I know that all of this must, on some level, must seem incredibly obvious. We are all a mixture of personas, we carry them with us every day, and we all sometimes feel conflicted. And if we are self-aware we recognise that there can be internal conflict, at a sub-conscious level, even if we don’t realise it. So why did the events and train of thought described in this post seem so surprising and important to me?
I think it is because often, when I have a ‘need’, particularly a ‘need’ in the midst of distress, it feels dominant and overwhelming. It feels self-evidently necessary and true, and it calls out to be met and to be answered. The idea that something positive could be going on, in parallel, that something could be being ‘taken in’ – while at the same time this need and this distress are going unanswered – would have been, in the past, unthinkable. It would have felt necessary for that need to be met before anything productive could happen, and before anything could change.
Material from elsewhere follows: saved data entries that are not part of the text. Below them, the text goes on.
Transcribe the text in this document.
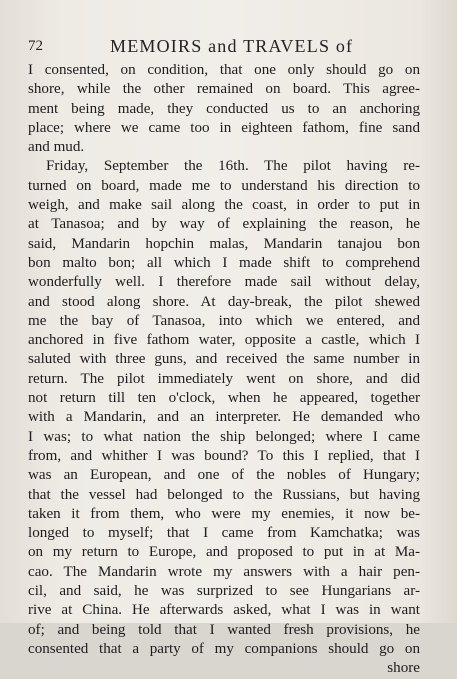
72	MEMOIRS and TRAVELS of
I consented, on condition, that one only should go on
shore, while the other remained on board. This agree-
ment being made, they conducted us to an anchoring
place; where we came too in eighteen fathom, fine sand
and mud.
Friday, September the 16th. The pilot having re-
turned on board, made me to understand his direction to
weigh, and make sail along the coast, in order to put in
at Tanasoa; and by way of explaining the reason, he
said, Mandarin hopchin malas, Mandarin tanajou bon
bon malto bon; all which I made shift to comprehend
wonderfully well. I therefore made sail without delay,
and stood along shore. At day-break, the pilot shewed
me the bay of Tanasoa, into which we entered, and
anchored in five fathom water, opposite a castle, which I
saluted with three guns, and received the same number in
return. The pilot immediately went on shore, and did
not return till ten o'clock, when he appeared, together
with a Mandarin, and an interpreter. He demanded who
I was; to what nation the ship belonged; where I came
from, and whither I was bound? To this I replied, that I
was an European, and one of the nobles of Hungary;
that the vessel had belonged to the Russians, but having
taken it from them, who were my enemies, it now be-
longed to myself; that I came from Kamchatka; was
on my return to Europe, and proposed to put in at Ma-
cao. The Mandarin wrote my answers with a hair pen-
cil, and said, he was surprized to see Hungarians ar-
rive at China. He afterwards asked, what I was in want
of; and being told that I wanted fresh provisions, he
consented that a party of my companions should go on
shore
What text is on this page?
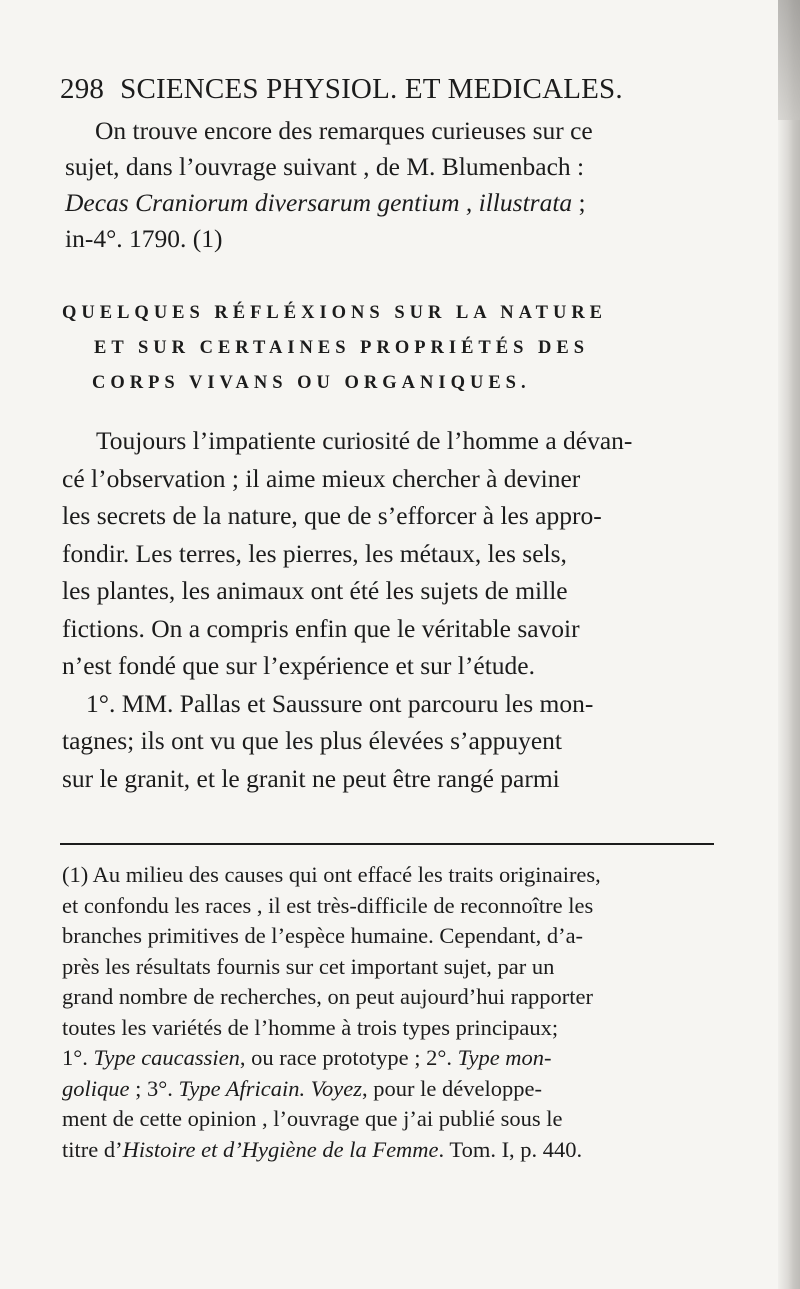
298 SCIENCES PHYSIOL. ET MEDICALES.
On trouve encore des remarques curieuses sur ce
sujet, dans l’ouvrage suivant , de M. Blumenbach :
Decas Craniorum diversarum gentium , illustrata ;
in-4°. 1790. (1)
QUELQUES RÉFLÉXIONS SUR LA NATURE
ET SUR CERTAINES PROPRIÉTÉS DES
CORPS VIVANS OU ORGANIQUES.
Toujours l’impatiente curiosité de l’homme a dévan-
cé l’observation ; il aime mieux chercher à deviner
les secrets de la nature, que de s’efforcer à les appro-
fondir. Les terres, les pierres, les métaux, les sels,
les plantes, les animaux ont été les sujets de mille
fictions. On a compris enfin que le véritable savoir
n’est fondé que sur l’expérience et sur l’étude.
1°. MM. Pallas et Saussure ont parcouru les mon-
tagnes; ils ont vu que les plus élevées s’appuyent
sur le granit, et le granit ne peut être rangé parmi
(1) Au milieu des causes qui ont effacé les traits originaires,
et confondu les races , il est très-difficile de reconnoître les
branches primitives de l’espèce humaine. Cependant, d’a-
près les résultats fournis sur cet important sujet, par un
grand nombre de recherches, on peut aujourd’hui rapporter
toutes les variétés de l’homme à trois types principaux;
1°. Type caucassien, ou race prototype ; 2°. Type mon-
golique ; 3°. Type Africain. Voyez, pour le développe-
ment de cette opinion , l’ouvrage que j’ai publié sous le
titre d’Histoire et d’Hygiène de la Femme. Tom. I, p. 440.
And so perhaps the reason that the realisation that I can be two people at once in session, feels so ‘radical’, is that it is fundamentally tied into my ‘Story about reassurance’. It is fundamentally tied to the idea that there is more than one way to meet a strongly felt need, and it may not be the way originally envisaged. Perhaps it feels so radical because, rather than being a second lesson that the story taught me, it is all part of the same lesson. The lesson that the child can never be the child it used to be. It is always, by necessity, also the adult – and vice versa – and their needs are not separate, but always linked. One cannot meet one set of needs, without impacting those of the other – sometimes positively, and sometimes not. The child often seeks instant gratification, whereas the adult knows that it is possible, and often desirable, simply to wait……
[As I thought of ending my post in this way, I went to look at ‘A story about reassurance’, and saw that under ‘Related posts’, WordPress had itself inserted as a relevant link, my post ‘Waiting revisited’ – precisely the one I had in mind as I wrote the last sentence above. I don’t believe in ‘signs’, but this was a pretty good one that I should leave the ending as it is!]